Here is Volume 3 in this little-bruited but immensely valuable series by the Dufay Ensemble under Eckehard Kiem on Ars Musici of the works of Jacobus Vaet, who lived from about 1529 to 1567. Classical Net has received the recent Volumes 1 and 2 very favorably.
The singing of this seven-person, all male, group – which was founded in the mid 1990s – has now grown even more acclimated to the idiom of Vaet in this their third set of items… a series of (sacred) motets. The composer stands up well when compared with his contemporaries, Palestrina (in Rome) and Lassus (Munich) – in quantity for sure; some would say in aspects of Vaet's execution of musical ideas and the liveliness and originality he brought to his creative settings as well. There is a freshness and drive in the dedication and seriousness with which Vaet marries music and text. The rich six-part texture of Angelus ad pastores ait (GA III, 43), for example, is exciting without being excitable. It's entirely fitting to the subject matter, exuberant and positive and persuasive in celebration of the liturgical significance of the piece. Vaet isn't in any way reticent, though, to project onto the joyousness of the occasion his own virtual, musical, gifts to the infant… the counterpoint, though restrained, is striking.

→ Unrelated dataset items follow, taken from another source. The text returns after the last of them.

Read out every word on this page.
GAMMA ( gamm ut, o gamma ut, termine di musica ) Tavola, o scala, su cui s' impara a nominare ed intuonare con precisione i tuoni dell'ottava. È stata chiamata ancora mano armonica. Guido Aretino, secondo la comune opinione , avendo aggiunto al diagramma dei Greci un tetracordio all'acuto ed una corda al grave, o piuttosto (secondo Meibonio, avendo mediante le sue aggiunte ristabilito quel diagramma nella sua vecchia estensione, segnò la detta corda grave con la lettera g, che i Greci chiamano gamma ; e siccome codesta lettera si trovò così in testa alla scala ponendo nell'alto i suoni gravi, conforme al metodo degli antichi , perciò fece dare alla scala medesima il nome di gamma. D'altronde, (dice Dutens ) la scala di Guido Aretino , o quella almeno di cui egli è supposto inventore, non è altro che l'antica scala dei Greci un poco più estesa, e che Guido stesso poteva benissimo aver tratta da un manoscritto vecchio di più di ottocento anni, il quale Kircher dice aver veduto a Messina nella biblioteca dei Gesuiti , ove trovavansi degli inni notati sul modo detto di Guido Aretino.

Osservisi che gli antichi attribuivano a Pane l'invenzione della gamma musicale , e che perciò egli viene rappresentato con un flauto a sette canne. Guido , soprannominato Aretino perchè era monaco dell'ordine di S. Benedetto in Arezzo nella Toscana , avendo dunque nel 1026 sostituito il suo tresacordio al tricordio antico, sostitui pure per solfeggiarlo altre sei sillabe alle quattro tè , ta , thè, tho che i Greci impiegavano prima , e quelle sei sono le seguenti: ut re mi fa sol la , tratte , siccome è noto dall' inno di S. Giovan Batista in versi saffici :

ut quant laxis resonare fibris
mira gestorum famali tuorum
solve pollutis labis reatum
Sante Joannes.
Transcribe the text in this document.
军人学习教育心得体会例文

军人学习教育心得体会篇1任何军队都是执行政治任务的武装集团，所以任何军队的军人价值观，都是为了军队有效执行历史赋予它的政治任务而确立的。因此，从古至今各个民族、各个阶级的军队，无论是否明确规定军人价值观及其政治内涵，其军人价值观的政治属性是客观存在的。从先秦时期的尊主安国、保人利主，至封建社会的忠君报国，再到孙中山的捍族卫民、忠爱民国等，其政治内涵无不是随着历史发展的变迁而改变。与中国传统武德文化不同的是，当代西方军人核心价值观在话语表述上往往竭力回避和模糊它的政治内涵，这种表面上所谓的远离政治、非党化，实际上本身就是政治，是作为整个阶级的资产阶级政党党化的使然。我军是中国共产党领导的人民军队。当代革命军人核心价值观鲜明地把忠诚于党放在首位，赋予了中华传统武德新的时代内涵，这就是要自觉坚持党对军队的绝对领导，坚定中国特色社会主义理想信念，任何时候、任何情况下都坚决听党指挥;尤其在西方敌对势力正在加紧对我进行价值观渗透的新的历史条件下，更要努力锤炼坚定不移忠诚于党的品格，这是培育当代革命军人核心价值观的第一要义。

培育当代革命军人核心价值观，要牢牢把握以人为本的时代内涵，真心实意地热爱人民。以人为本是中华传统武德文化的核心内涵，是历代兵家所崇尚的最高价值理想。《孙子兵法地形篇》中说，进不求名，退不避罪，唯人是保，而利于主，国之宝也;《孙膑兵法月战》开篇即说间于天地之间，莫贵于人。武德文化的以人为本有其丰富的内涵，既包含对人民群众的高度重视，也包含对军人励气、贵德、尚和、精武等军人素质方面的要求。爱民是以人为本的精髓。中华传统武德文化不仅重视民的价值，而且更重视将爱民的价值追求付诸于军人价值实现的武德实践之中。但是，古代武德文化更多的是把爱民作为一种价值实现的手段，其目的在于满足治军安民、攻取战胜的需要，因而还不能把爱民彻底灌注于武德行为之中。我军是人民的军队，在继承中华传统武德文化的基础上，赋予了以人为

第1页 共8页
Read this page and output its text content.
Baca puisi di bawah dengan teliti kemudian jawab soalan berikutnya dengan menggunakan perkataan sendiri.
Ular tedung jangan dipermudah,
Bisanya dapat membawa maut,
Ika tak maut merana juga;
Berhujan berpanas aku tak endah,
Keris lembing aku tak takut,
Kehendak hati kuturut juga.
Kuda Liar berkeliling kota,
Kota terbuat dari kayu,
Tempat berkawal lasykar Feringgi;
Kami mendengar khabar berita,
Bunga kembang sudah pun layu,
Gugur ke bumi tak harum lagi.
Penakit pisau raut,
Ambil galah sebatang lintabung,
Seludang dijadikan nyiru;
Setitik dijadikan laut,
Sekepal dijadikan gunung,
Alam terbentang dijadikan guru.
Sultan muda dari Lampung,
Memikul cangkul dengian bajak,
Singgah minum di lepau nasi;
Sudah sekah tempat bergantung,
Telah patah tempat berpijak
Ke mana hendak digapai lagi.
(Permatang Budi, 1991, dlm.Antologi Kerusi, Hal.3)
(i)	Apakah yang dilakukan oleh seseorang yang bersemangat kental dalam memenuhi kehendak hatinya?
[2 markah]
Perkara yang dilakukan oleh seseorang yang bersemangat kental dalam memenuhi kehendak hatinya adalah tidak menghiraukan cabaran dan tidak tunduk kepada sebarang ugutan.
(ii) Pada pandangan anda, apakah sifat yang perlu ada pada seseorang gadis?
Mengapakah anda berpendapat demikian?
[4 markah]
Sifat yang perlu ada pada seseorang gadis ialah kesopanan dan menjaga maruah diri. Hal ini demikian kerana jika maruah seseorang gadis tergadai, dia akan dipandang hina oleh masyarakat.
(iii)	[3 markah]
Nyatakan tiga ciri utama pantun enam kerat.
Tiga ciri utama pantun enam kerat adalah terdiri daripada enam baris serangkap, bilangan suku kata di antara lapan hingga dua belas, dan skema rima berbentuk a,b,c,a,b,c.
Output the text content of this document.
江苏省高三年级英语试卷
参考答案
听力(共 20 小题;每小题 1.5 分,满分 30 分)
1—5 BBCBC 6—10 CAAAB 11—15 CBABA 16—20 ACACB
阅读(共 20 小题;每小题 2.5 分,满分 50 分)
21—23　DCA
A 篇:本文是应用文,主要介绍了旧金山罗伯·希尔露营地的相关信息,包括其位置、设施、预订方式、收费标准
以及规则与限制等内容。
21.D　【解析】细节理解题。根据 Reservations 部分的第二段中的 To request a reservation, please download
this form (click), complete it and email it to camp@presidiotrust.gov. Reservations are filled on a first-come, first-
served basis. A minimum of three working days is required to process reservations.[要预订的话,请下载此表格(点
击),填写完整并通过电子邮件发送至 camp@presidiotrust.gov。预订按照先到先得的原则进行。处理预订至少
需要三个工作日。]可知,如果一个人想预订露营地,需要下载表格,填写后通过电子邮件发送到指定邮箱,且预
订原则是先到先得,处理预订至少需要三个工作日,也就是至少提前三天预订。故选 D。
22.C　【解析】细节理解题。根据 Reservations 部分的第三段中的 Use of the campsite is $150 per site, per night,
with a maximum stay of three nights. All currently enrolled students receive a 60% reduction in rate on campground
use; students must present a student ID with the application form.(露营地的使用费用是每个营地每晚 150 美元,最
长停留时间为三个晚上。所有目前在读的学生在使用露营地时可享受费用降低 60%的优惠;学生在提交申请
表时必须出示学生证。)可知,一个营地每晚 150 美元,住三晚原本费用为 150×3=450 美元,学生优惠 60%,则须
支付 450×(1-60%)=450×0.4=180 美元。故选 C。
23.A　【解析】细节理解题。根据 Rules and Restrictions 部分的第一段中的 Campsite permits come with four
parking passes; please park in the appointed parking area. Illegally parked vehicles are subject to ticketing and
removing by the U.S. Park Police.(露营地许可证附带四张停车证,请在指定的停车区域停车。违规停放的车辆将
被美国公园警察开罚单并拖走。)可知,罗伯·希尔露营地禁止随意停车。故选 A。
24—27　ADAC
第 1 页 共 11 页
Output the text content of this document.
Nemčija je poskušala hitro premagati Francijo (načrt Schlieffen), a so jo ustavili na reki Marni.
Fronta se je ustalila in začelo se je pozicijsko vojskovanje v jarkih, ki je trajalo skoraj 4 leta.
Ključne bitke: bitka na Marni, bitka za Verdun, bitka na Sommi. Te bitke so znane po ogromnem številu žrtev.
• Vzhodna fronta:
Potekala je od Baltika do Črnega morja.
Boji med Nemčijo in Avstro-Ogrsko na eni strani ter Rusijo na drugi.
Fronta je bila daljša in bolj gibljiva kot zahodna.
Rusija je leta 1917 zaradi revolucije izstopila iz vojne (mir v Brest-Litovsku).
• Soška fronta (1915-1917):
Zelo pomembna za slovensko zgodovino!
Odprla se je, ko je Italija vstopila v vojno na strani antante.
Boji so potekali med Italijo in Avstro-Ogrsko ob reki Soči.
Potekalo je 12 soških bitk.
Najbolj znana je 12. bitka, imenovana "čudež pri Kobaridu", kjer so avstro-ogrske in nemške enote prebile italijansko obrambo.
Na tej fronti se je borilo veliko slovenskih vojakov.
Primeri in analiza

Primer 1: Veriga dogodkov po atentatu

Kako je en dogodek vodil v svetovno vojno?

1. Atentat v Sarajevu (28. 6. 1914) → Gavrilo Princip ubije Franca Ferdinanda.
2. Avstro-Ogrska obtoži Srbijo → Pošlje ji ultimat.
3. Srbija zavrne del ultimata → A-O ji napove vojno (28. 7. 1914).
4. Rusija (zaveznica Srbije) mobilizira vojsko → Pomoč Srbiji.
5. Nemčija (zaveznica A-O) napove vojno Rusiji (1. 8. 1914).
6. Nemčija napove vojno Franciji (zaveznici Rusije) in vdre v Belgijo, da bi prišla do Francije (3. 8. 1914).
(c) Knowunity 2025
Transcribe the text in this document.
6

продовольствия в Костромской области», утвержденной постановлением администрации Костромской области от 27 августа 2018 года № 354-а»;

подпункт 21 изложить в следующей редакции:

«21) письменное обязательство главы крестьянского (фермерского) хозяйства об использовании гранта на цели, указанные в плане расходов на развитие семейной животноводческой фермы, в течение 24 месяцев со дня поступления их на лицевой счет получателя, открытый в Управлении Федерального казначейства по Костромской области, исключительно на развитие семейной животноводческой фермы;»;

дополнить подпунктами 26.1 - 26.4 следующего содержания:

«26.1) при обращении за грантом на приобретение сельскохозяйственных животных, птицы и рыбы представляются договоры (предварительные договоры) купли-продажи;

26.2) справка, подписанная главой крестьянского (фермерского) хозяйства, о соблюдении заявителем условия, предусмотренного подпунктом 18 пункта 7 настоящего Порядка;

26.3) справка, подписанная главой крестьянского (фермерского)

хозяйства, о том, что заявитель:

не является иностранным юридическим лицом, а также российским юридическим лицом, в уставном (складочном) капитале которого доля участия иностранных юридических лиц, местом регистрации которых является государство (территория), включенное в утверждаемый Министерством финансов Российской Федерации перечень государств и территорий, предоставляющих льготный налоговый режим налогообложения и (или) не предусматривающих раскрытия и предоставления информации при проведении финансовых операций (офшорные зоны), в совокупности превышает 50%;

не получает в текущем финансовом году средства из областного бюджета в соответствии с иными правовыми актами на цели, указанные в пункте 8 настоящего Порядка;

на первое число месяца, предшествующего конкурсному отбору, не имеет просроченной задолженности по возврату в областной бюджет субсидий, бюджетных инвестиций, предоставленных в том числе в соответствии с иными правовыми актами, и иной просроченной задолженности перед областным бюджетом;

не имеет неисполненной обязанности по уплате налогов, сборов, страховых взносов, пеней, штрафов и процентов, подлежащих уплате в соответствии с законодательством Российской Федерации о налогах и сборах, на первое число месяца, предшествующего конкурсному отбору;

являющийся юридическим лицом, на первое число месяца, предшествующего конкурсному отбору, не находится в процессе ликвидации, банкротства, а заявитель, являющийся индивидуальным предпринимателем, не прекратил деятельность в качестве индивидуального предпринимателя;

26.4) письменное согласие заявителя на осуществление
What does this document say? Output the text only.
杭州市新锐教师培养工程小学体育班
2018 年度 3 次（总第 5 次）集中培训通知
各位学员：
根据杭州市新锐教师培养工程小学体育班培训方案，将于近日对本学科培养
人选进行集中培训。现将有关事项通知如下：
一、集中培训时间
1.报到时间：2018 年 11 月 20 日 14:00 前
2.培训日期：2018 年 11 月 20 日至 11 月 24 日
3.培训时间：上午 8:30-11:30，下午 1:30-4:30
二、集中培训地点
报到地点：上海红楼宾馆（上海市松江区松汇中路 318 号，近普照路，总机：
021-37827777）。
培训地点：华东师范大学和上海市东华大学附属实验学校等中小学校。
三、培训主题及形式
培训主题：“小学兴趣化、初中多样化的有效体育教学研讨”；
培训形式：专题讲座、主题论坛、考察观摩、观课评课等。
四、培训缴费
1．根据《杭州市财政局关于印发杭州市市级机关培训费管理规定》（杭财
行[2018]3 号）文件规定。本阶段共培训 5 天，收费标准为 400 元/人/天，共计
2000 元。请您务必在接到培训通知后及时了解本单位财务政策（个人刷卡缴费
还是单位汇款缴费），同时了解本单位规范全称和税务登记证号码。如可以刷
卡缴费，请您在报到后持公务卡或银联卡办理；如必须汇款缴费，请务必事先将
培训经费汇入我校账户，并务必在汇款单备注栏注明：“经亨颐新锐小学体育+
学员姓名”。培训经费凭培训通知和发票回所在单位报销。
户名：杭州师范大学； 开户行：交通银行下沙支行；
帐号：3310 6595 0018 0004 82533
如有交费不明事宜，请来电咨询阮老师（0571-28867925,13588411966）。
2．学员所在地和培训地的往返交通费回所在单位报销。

Not all the motets on this CD are strictly sacred: Ascendetis post fiemum (GA III, 46), Qui gerit Augusti (GA I, 15) and Currite felices (GA III, 5) were written in praise of the Habsburg court. Again, something of Vaet's personality emerges: intimacy and sense of color as well as somewhat insistent tonal centers suggest that Vaet, although writing to order, did so with his heart in the matter.
Aurea luce is perhaps the work which most consciously recalls Palestrina. Long cantabile lines woven both into (hence part of) and between (hence contrasting with) dense textures are not immediately a hallmark of the Franco-Flemish composer. Yet when he does employ them, they make more of an impact since the scale of singers employed by Vaet is more reduced and somewhat thinner. The The Dufay Ensemble conveys these proportions very well; their attention is at all times on the sonority of the texts, rather than "effect". Indeed, lack of pretention is a characteristic of the composer. In the Marian motet, Beata es et venerabilis (GA I, 4), for example, there is veneration; the act of adoration is implicit. But it is the singers' attention to the object of worship that gives the singing meaning. Technique, although present, never swamps communication. Similarly, the last three motets (two more Marian and one of only two settings by Vaet of classical texts – by Martial!) use conventional and otherwise unremarkable compositional methods.
At the end of this subdued yet enticing CD it's harder than ever to understand why Vaet should have been eclipsed when Lassus and Palestrina shone. There are still only these Ars Musici CDs in the current catalog devoted exclusively to Vaet's music. We're lucky that performers of the caliber of The Dufay Ensemble under Eckehard Kiem have undertaken to put that right. Their businesslike yet inspired style is totally in tune with the spirit and achievements of Vaet. This CD – and its companion, Volume 4, released at the same time and also reviewed – here – make compelling and very satisfying listening.
The acoustic of these 54 minutes worth of intense yet measured singing is close and resonant… the Klosterkirche at Oberried in the Black Forest. The liner notes in German, English and French are supplemented by the texts in Latin and German. The "Digipak" is as simply attractive as are those of the other releases so far in this series. If you've been collecting this series, volumes 1 and 2, you'll certainly want to snap this third one up immediately. There's no comparable selection available. If there were, it would be hard to imagine its making the simple yet memorable impact that does the justifiably acclaimed Dufay Ensemble.